Spoiler Free Summary: Rhythm of War by Brandon Sanderson is the fourth story in the Stormlight Archive series. The war on Roshar is in full bloom. Dalinar leads a desperately needed assault to take back territory the humans need. Kaladin is still struggling with his desire to fight. Shallan and Adolin must travel to Shadesmar to negotiate with spren who would rather avoid them. Navani is learning secrets about the tower that could change everything. Odium has his plans as well. Everything comes together as the contest of champions takes shape.
Character: I’m happy to say that Adolin and Kaladin have my favorite arcs. A while back, I wrote a blog about things I hope RoW does, and this delivers on 1.5 of them. Sanderson has wonderful and charming characters. Interestingly, at least two (and perhaps as many as four) arcs deal with specific mental disorders. I wonder if Sanderson meant this book (and maybe this series) to parallel so many mental health issues. Regardless, these characters are all awesome. I must, however, disagree with Navani’s arc. It just felt kind of stupid to me (spoilers). Not all of it was by itself stupid, but there was a final part near the end of the book that didn’t come together for me. I get the plot point, and I understand the implications of what she did, but the way it came together felt forced. Even accepting this as what I honestly feel is a weak arc, it’s still a fantastic story. It’s only in hindsight that I consider these issues, and the most important aspect of evaluating character is in the heat of the story, not days after I’ve had time to pick it apart in my mind.

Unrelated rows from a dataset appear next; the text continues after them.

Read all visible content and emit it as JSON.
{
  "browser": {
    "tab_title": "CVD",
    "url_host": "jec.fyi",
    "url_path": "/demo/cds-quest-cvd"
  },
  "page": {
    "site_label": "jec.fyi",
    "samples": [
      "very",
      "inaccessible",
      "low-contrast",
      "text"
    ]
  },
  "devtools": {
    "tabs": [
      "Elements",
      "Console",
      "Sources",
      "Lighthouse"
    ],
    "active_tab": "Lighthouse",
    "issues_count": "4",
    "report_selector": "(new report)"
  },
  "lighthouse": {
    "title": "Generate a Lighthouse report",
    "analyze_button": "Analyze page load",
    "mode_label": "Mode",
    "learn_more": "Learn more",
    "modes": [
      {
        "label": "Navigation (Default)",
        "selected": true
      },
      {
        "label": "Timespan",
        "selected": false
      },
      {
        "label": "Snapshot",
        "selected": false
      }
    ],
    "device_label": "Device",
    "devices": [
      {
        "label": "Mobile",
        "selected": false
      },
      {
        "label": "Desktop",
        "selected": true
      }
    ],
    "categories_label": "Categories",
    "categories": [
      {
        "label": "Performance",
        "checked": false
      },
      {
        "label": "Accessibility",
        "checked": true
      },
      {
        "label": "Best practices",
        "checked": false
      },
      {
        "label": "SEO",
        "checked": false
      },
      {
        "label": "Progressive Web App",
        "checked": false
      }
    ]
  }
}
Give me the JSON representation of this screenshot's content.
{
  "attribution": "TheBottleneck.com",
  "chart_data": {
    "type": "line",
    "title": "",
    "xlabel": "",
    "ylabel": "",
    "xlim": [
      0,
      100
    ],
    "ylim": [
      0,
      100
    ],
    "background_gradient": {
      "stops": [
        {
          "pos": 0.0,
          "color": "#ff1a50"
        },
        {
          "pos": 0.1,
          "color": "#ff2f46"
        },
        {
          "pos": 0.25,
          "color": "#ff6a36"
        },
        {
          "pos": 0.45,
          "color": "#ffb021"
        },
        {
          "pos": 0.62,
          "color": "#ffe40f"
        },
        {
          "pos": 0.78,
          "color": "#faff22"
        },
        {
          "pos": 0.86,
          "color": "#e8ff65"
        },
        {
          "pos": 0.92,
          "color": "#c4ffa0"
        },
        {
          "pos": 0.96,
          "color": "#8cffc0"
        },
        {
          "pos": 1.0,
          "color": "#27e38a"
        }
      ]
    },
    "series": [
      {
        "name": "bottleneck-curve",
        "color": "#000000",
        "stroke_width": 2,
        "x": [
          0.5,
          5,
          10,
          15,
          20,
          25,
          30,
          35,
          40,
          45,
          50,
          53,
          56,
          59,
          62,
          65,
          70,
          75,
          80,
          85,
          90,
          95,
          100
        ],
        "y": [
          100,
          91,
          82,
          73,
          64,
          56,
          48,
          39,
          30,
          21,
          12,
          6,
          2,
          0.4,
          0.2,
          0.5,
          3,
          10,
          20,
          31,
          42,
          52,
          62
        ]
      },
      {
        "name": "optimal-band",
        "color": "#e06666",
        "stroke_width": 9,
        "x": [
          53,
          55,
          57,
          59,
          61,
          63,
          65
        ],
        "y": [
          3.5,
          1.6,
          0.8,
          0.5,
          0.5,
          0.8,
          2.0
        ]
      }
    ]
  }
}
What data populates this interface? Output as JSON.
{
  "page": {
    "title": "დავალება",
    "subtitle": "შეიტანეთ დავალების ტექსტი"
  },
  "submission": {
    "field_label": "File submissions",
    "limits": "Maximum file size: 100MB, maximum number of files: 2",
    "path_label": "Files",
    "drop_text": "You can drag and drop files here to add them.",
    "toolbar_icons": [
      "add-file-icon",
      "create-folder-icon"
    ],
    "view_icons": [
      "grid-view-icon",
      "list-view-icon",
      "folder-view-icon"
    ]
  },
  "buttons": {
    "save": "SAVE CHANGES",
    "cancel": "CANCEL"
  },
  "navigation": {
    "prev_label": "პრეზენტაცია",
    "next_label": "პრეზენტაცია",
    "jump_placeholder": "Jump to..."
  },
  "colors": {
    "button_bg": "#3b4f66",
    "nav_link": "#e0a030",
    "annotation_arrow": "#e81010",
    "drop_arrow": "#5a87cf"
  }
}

Exposition: Since everything really is coming to a head, there isn’t a lot of exposition here. I imagine people reading that book before others might feel lost, but I never understood reading a book in the middle of a series. I kind of think that’s on the reader. This story is huge (about 1,200 pages), but it reads fast. The last two hundred pages flies by! There are some parts that drag as Sanderson expands on his magic system (another demerit to Navani’s arc), but all epic fantasy has some deep exposition to go over the magic system.
Worldbuilding: This has been and remains where Sanderson shines. This book expands on Roshar and, more interestingly, the Cosmere. Everything in this story is vivid and immersive, and it just gets better and better with every book. I can’t say this story hits a home run, but I can absolutely say that anyone who’s been waiting as long as I had been for this book was (at worst) satisfied with it’s arrival. This book puts the larger arc in context. For those who don’t already know, the ten books that comprise this series are actually two, five-book arcs.
Dialogue: This is actually better than I’ve come to expect. The dialogue in this story is on par with Oathbringer (or better) for the same reasons. The relationship between Dalinar and Taravangian harken to Xavier and Magneto. It’s a wonderful arc that I hope continues in this vain. This is amplified (a credit to Navani’s arc) in Navani’s story. There’s some beautiful dramatic prose delivered via dialogue that kept even the exposition meaningful and interesting.
Description: This has all the wonderful traits of any Sanderson novel: expansive worlds, immersive scenes, and awesome fight sequences. If you like any Sanderson book, this one delivers as always.
Overall: I’d probably argue this is the second best book in the series so far (Words of Radiance). This book delivers on a few promises it has made early in the series, and it provides a thrilling plot twist that completely shocked me (in a good way). This book already has me chomping at the bit to get to Book 5!